Potential factors in the pathogenesis of neonatal lupus.
The prognosis and treatment of neonatal autoimmune diseases
The treatment of neonatal autoimmune disease is generally supportive. Treatment of the mother with corticosteroids during pregnancy has yielded poor results. 33 Intravenous gamma globulin has been used to prevent the development of congenital heart block in susceptible neonates with no adverse effects but with undetermined efficacy.
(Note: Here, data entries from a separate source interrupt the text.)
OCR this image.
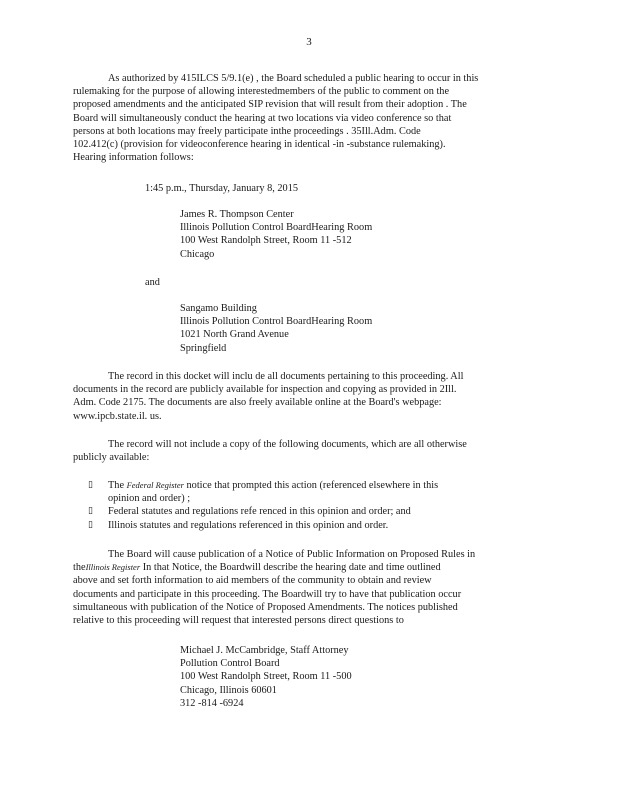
3
As authorized by 415ILCS 5/9.1(e) , the Board scheduled a public hearing to occur in this
rulemaking for the purpose of allowing interestedmembers of the public to comment on the
proposed amendments and the anticipated SIP revision that will result from their adoption . The
Board will simultaneously conduct the hearing at two locations via video conference so that
persons at both locations may freely participate inthe proceedings . 35Ill.Adm. Code
102.412(c) (provision for videoconference hearing in identical -in -substance rulemaking).
Hearing information follows:
1:45 p.m., Thursday, January 8, 2015
James R. Thompson Center
Illinois Pollution Control BoardHearing Room
100 West Randolph Street, Room 11 -512
Chicago
and
Sangamo Building
Illinois Pollution Control BoardHearing Room
1021 North Grand Avenue
Springfield
The record in this docket will inclu de all documents pertaining to this proceeding. All
documents in the record are publicly available for inspection and copying as provided in 2Ill.
Adm. Code 2175. The documents are also freely available online at the Board's webpage:
www.ipcb.state.il. us.
The record will not include a copy of the following documents, which are all otherwise
publicly available:
▯ The Federal Register notice that prompted this action (referenced elsewhere in this
opinion and order) ;
▯ Federal statutes and regulations refe renced in this opinion and order; and
▯ Illinois statutes and regulations referenced in this opinion and order.
The Board will cause publication of a Notice of Public Information on Proposed Rules in
theIllinois Register In that Notice, the Boardwill describe the hearing date and time outlined
above and set forth information to aid members of the community to obtain and review
documents and participate in this proceeding. The Boardwill try to have that publication occur
simultaneous with publication of the Notice of Proposed Amendments. The notices published
relative to this proceeding will request that interested persons direct questions to
Michael J. McCambridge, Staff Attorney
Pollution Control Board
100 West Randolph Street, Room 11 -500
Chicago, Illinois 60601
312 -814 -6924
Hydroxychloroquine given to anti-Ro positive mothers appeared to reduce the risk of cardiac manifestations of neonatal lupus in a case control study of 275 pregnancies. 34
Supportive management remains the mainstay of treatment, but studies have shown that most patients with second degree heart block or worse develop progressive disease and almost all of these patients ultimately require cardiac pacing. 11 Patient and family education and counseling is an important part of the management of pregnancy in mothers who possess anti-Ro and anti-La antibodies.
Summary
Neonatal autoimmune disease, at first glance, may appear to be mediated by autoantibodies. But manifestations of the illness require pathogenic events that extend beyond an antigen–antibody complex formation, and may involve a multitude of factors, including apoptosis, microchimerism, molecular mimicry, T cells, and the overall immunodeficient state of the fetus or neonate. Understanding of these factors may provide information leading to improved outcomes in the treatment and management of neonatal autoimmune diseases.
Footnotes
Funding
This research received no specific grant from any funding agency in the public, commercial, or not-for-profit sectors.
Conflict of interest statement
The author has no conflict of interest to declare.